If America facilitates internet connections as suggested it might encourage more "democratic" unrest in Iran. It probably will also encourage an outflow of Islamic propaganda that will affect more vulnerable members of our Western societies. There are always vulnerable people who seek the security of cults and Islam is a large and successful cult.
Without questioning Islam and secularizing Islam this "democratic" movement is going nowhere. We would probably be better dealing with Iran and the rest of the Islamic world as we did with communism, using containment.
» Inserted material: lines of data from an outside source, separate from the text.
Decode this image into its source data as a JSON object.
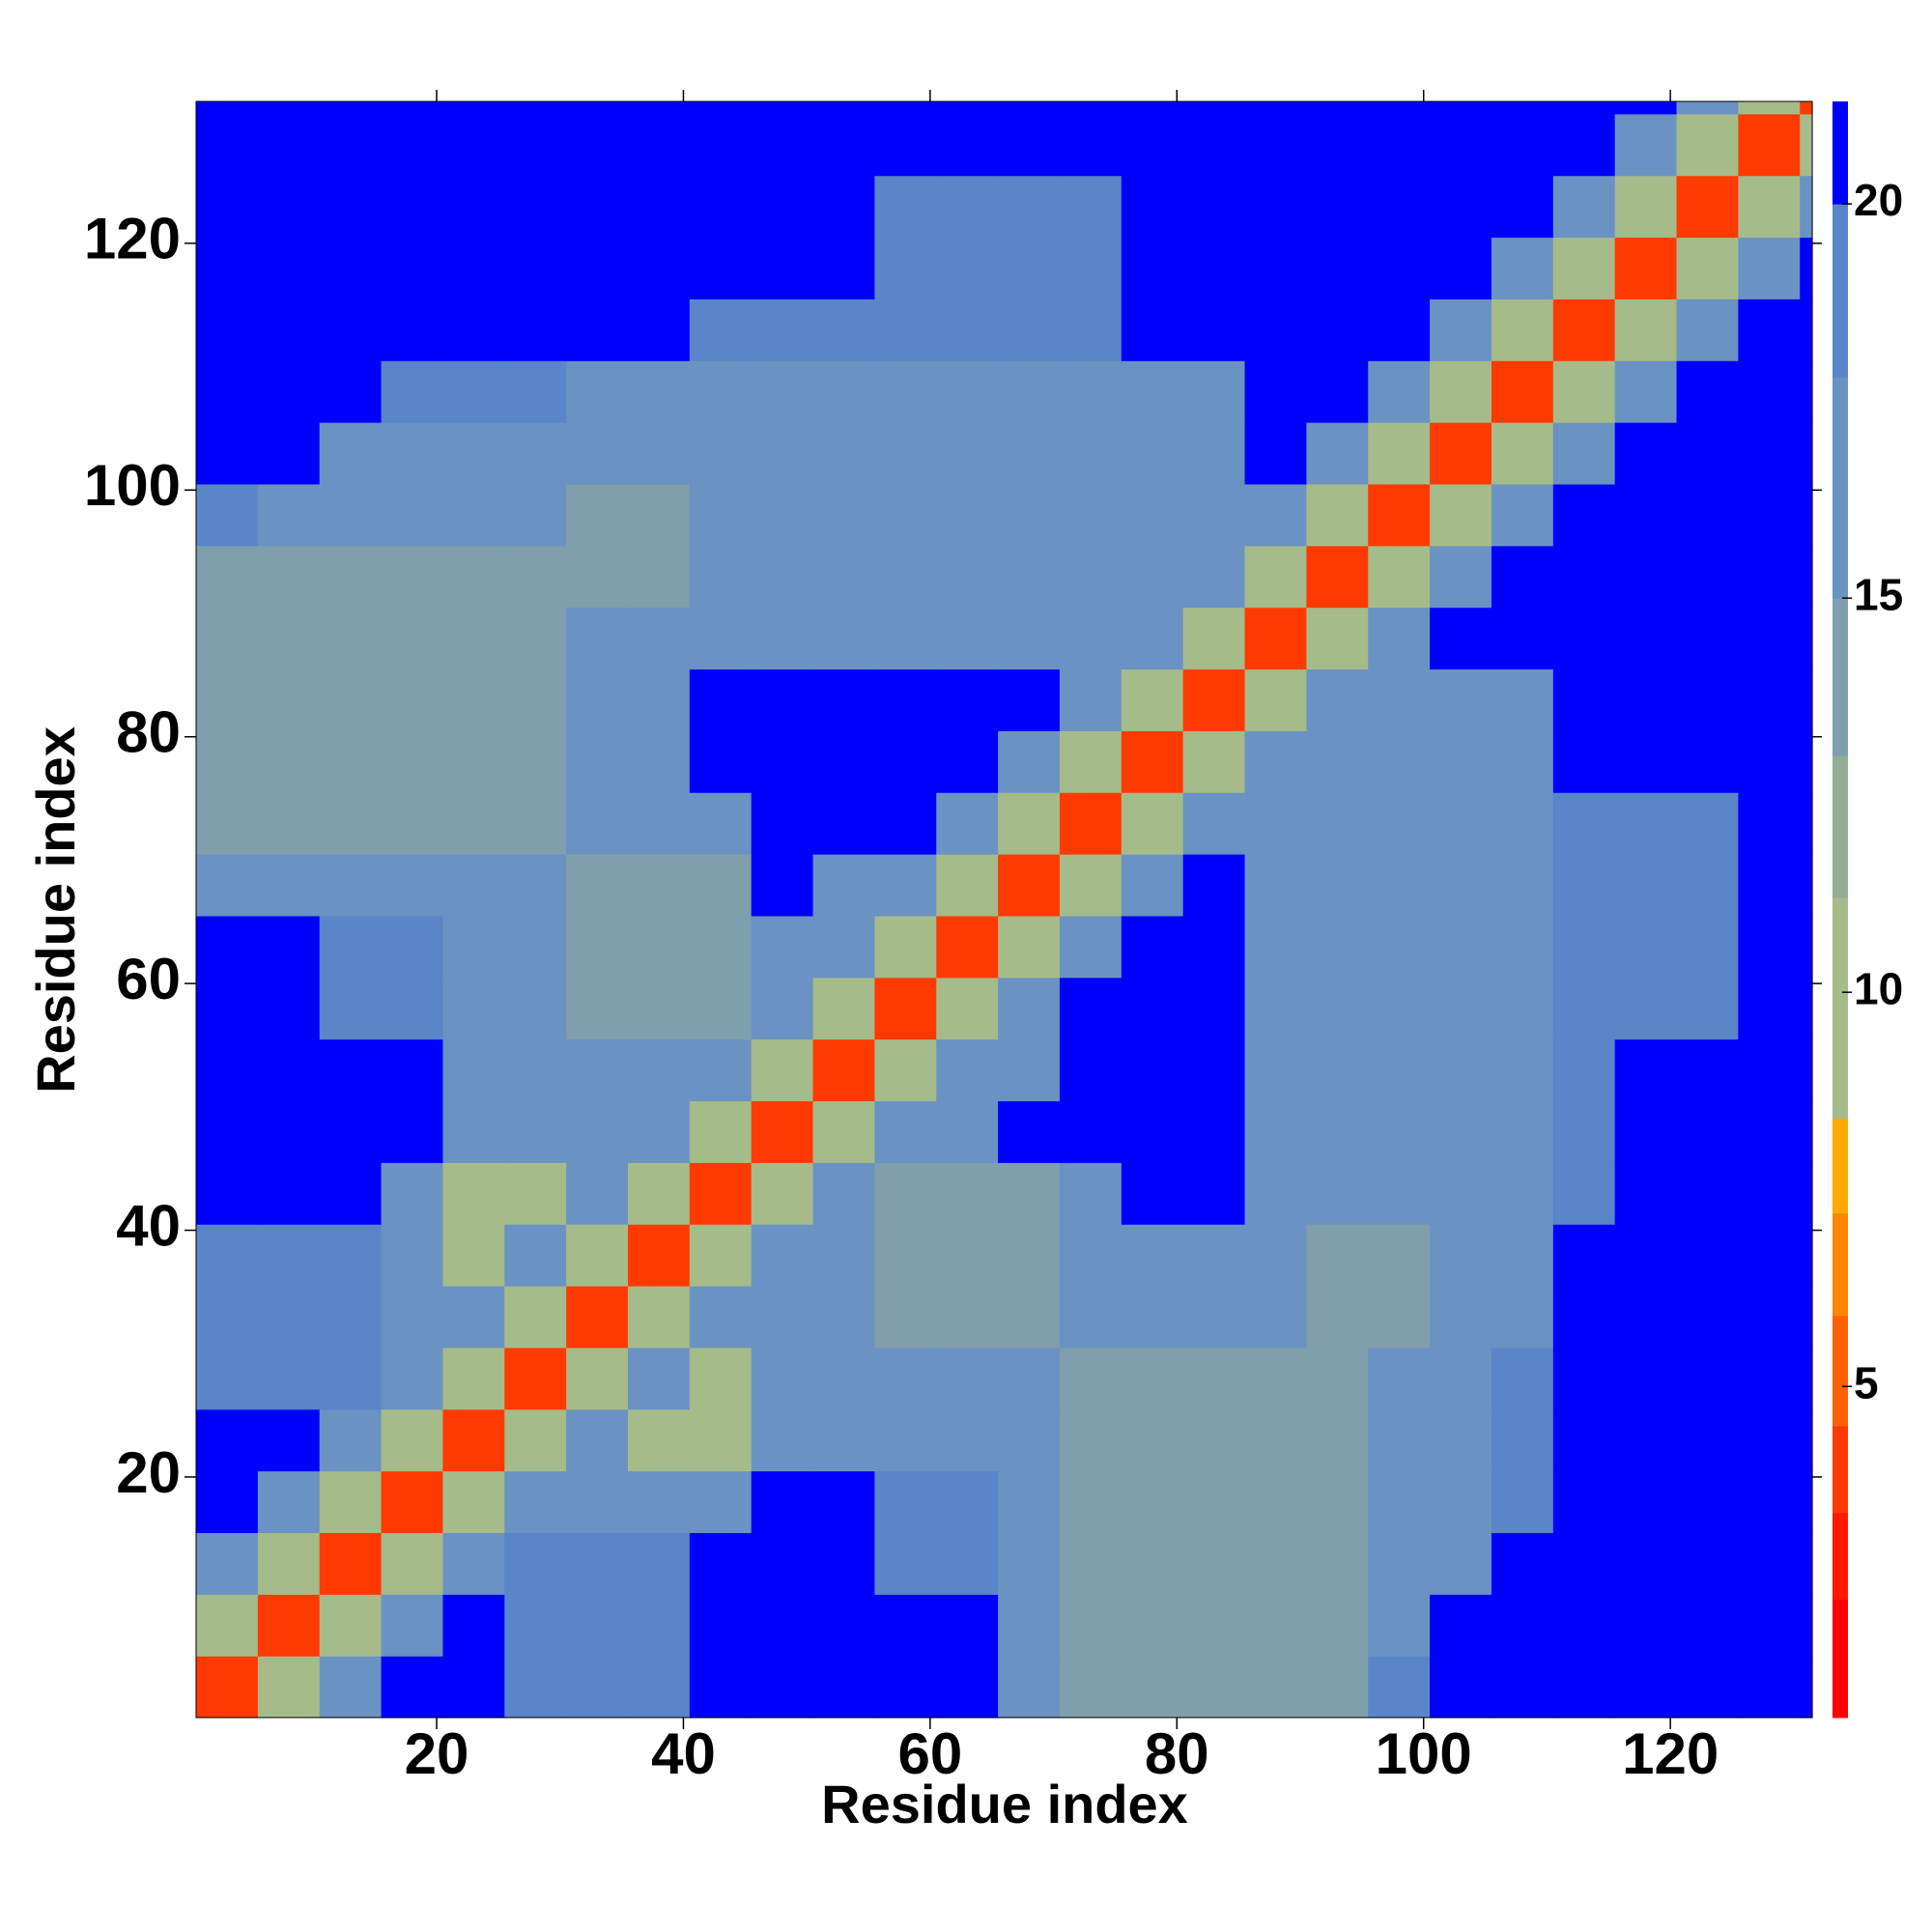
{
  "chart_data": {
    "type": "heatmap",
    "x_label": "Residue index",
    "y_label": "Residue index",
    "xlim": [
      0.5,
      131.5
    ],
    "ylim": [
      0.5,
      131.5
    ],
    "xticks": [
      20,
      40,
      60,
      80,
      100,
      120
    ],
    "yticks": [
      20,
      40,
      60,
      80,
      100,
      120
    ],
    "x_edges": [
      0.5,
      5.5,
      10.5,
      15.5,
      20.5,
      25.5,
      30.5,
      35.5,
      40.5,
      45.5,
      50.5,
      55.5,
      60.5,
      65.5,
      70.5,
      75.5,
      80.5,
      85.5,
      90.5,
      95.5,
      100.5,
      105.5,
      110.5,
      115.5,
      120.5,
      125.5,
      130.5,
      131.5
    ],
    "y_edges": [
      0.5,
      5.5,
      10.5,
      15.5,
      20.5,
      25.5,
      30.5,
      35.5,
      40.5,
      45.5,
      50.5,
      55.5,
      60.5,
      65.5,
      70.5,
      75.5,
      80.5,
      85.5,
      90.5,
      95.5,
      100.5,
      105.5,
      110.5,
      115.5,
      120.5,
      125.5,
      130.5,
      131.5
    ],
    "z": [
      [
        4,
        10,
        16,
        21,
        21,
        18,
        18,
        18,
        21,
        21,
        21,
        21,
        21,
        17,
        14,
        14,
        14,
        14,
        14,
        18,
        21,
        21,
        21,
        21,
        21,
        21,
        21
      ],
      [
        10,
        4,
        10,
        16,
        21,
        18,
        18,
        18,
        21,
        21,
        21,
        21,
        21,
        17,
        14,
        14,
        14,
        14,
        14,
        15,
        21,
        21,
        21,
        21,
        21,
        21,
        21
      ],
      [
        16,
        10,
        4,
        10,
        16,
        18,
        18,
        18,
        21,
        21,
        21,
        18,
        18,
        17,
        14,
        14,
        14,
        14,
        14,
        15,
        17,
        21,
        21,
        21,
        21,
        21,
        21
      ],
      [
        21,
        16,
        10,
        4,
        10,
        16,
        17,
        17,
        17,
        21,
        21,
        18,
        18,
        17,
        14,
        14,
        14,
        14,
        14,
        15,
        17,
        19,
        21,
        21,
        21,
        21,
        21
      ],
      [
        21,
        21,
        16,
        10,
        4,
        10,
        16,
        9,
        9,
        15,
        15,
        15,
        15,
        17,
        14,
        14,
        14,
        14,
        14,
        15,
        17,
        19,
        21,
        21,
        21,
        21,
        21
      ],
      [
        18,
        18,
        18,
        16,
        10,
        4,
        10,
        16,
        9,
        15,
        15,
        15,
        15,
        17,
        14,
        14,
        14,
        14,
        14,
        15,
        17,
        19,
        21,
        21,
        21,
        21,
        21
      ],
      [
        18,
        18,
        18,
        17,
        16,
        10,
        4,
        10,
        16,
        15,
        15,
        14,
        14,
        14,
        15,
        15,
        15,
        15,
        13,
        13,
        15,
        15,
        21,
        21,
        21,
        21,
        21
      ],
      [
        18,
        18,
        18,
        17,
        9,
        16,
        10,
        4,
        10,
        16,
        15,
        14,
        14,
        14,
        15,
        15,
        15,
        15,
        13,
        13,
        15,
        15,
        21,
        21,
        21,
        21,
        21
      ],
      [
        21,
        21,
        21,
        17,
        9,
        9,
        16,
        10,
        4,
        10,
        16,
        14,
        14,
        14,
        16,
        21,
        21,
        15,
        15,
        15,
        15,
        15,
        19,
        21,
        21,
        21,
        21
      ],
      [
        21,
        21,
        21,
        21,
        15,
        15,
        15,
        16,
        10,
        4,
        10,
        16,
        15,
        21,
        21,
        21,
        21,
        15,
        15,
        15,
        15,
        15,
        19,
        21,
        21,
        21,
        21
      ],
      [
        21,
        21,
        21,
        21,
        15,
        15,
        15,
        15,
        16,
        10,
        4,
        10,
        16,
        15,
        21,
        21,
        21,
        15,
        15,
        15,
        15,
        15,
        19,
        21,
        21,
        21,
        21
      ],
      [
        21,
        21,
        18,
        18,
        15,
        15,
        14,
        14,
        14,
        16,
        10,
        4,
        10,
        16,
        21,
        21,
        21,
        15,
        15,
        15,
        15,
        15,
        19,
        19,
        19,
        21,
        21
      ],
      [
        21,
        21,
        18,
        18,
        15,
        15,
        14,
        14,
        14,
        15,
        16,
        10,
        4,
        10,
        16,
        21,
        21,
        15,
        15,
        15,
        15,
        15,
        19,
        19,
        19,
        21,
        21
      ],
      [
        17,
        17,
        17,
        17,
        17,
        17,
        14,
        14,
        14,
        21,
        15,
        16,
        10,
        4,
        10,
        16,
        21,
        15,
        15,
        15,
        15,
        15,
        19,
        19,
        19,
        21,
        21
      ],
      [
        14,
        14,
        14,
        14,
        14,
        14,
        15,
        15,
        16,
        21,
        21,
        21,
        16,
        10,
        4,
        10,
        16,
        15,
        15,
        15,
        15,
        15,
        19,
        19,
        19,
        21,
        21
      ],
      [
        14,
        14,
        14,
        14,
        14,
        14,
        15,
        15,
        21,
        21,
        21,
        21,
        21,
        16,
        10,
        4,
        10,
        16,
        15,
        15,
        15,
        15,
        21,
        21,
        21,
        21,
        21
      ],
      [
        14,
        14,
        14,
        14,
        14,
        14,
        15,
        15,
        21,
        21,
        21,
        21,
        21,
        21,
        16,
        10,
        4,
        10,
        16,
        15,
        15,
        15,
        21,
        21,
        21,
        21,
        21
      ],
      [
        14,
        14,
        14,
        14,
        14,
        14,
        15,
        15,
        15,
        15,
        15,
        15,
        15,
        15,
        15,
        16,
        10,
        4,
        10,
        16,
        21,
        21,
        21,
        21,
        21,
        21,
        21
      ],
      [
        14,
        14,
        14,
        14,
        14,
        14,
        13,
        13,
        15,
        15,
        15,
        15,
        15,
        15,
        15,
        15,
        16,
        10,
        4,
        10,
        16,
        21,
        21,
        21,
        21,
        21,
        21
      ],
      [
        18,
        15,
        15,
        15,
        15,
        15,
        13,
        13,
        15,
        15,
        15,
        15,
        15,
        15,
        15,
        15,
        15,
        16,
        10,
        4,
        10,
        16,
        21,
        21,
        21,
        21,
        21
      ],
      [
        21,
        21,
        17,
        17,
        17,
        17,
        15,
        15,
        15,
        15,
        15,
        15,
        15,
        15,
        15,
        15,
        15,
        21,
        16,
        10,
        4,
        10,
        16,
        21,
        21,
        21,
        21
      ],
      [
        21,
        21,
        21,
        19,
        19,
        19,
        15,
        15,
        15,
        15,
        15,
        15,
        15,
        15,
        15,
        15,
        15,
        21,
        21,
        16,
        10,
        4,
        10,
        16,
        21,
        21,
        21
      ],
      [
        21,
        21,
        21,
        21,
        21,
        21,
        21,
        21,
        19,
        19,
        19,
        19,
        19,
        19,
        19,
        21,
        21,
        21,
        21,
        21,
        16,
        10,
        4,
        10,
        16,
        21,
        21
      ],
      [
        21,
        21,
        21,
        21,
        21,
        21,
        21,
        21,
        21,
        21,
        21,
        19,
        19,
        19,
        19,
        21,
        21,
        21,
        21,
        21,
        21,
        16,
        10,
        4,
        10,
        16,
        21
      ],
      [
        21,
        21,
        21,
        21,
        21,
        21,
        21,
        21,
        21,
        21,
        21,
        19,
        19,
        19,
        19,
        21,
        21,
        21,
        21,
        21,
        21,
        21,
        16,
        10,
        4,
        10,
        16
      ],
      [
        21,
        21,
        21,
        21,
        21,
        21,
        21,
        21,
        21,
        21,
        21,
        21,
        21,
        21,
        21,
        21,
        21,
        21,
        21,
        21,
        21,
        21,
        21,
        16,
        10,
        4,
        10
      ],
      [
        21,
        21,
        21,
        21,
        21,
        21,
        21,
        21,
        21,
        21,
        21,
        21,
        21,
        21,
        21,
        21,
        21,
        21,
        21,
        21,
        21,
        21,
        21,
        21,
        16,
        10,
        4
      ]
    ],
    "clim": [
      0.8,
      21.3
    ],
    "cticks": [
      5,
      10,
      15,
      20
    ],
    "levels": [
      0.8,
      2.3,
      3.4,
      4.5,
      5.9,
      7.2,
      8.4,
      11.2,
      13,
      15,
      17.8,
      20,
      21.3
    ],
    "colors": [
      "#ff0000",
      "#ff1a00",
      "#ff3a00",
      "#ff6000",
      "#ff8400",
      "#ffa800",
      "#a6bb8a",
      "#93ad94",
      "#7f9fac",
      "#6a92c2",
      "#5a85c8",
      "#0000ff"
    ]
  }
}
Reduce immigration significantly, don't give them technology, barrage them with democratic ideas and especially ideas that question Islam, and let Islamic states collapse under their own weaknesses and contradictions.
Very informative thank you www.foratv.org ! my Favourite!
I don`t agree with the comparison of Americas Black Civil rights movement and the Iranian green movement that has failed horribly. You can`t tell one Iranian from another, until they voice their opinion. Civil rights in America was blantant and obvious very black and white, not so in Iran. In USA, separate public facilities, separate hotels, nightclubs, sports, bathrooms,super mkts, and EDUCATION, not so in Iran, only the treatment of women might be a closer comparison, Women treated as Slaves. Originally all TV was white.
Martin Luther King was not a Supreme leader, only King by name alone, not like Iran. the river that the Professor compares this to, this river is contaminated by false distorted history, illusions no substance, vast population under 40 years old; therefore The OLD suppress the Young and contaminates an entire generation with violence. As long as the past is jammed into the future the present is abused destroyed, on the road to Paradise Allah Akbar. The KING-Supreme Leader, must die so the people can live! Power to the people!
I ask from Mr. Bahari whether you are sure Iranian know what they want from green movement,and also I like his statement about Iranian identity that is not the same is persian identity.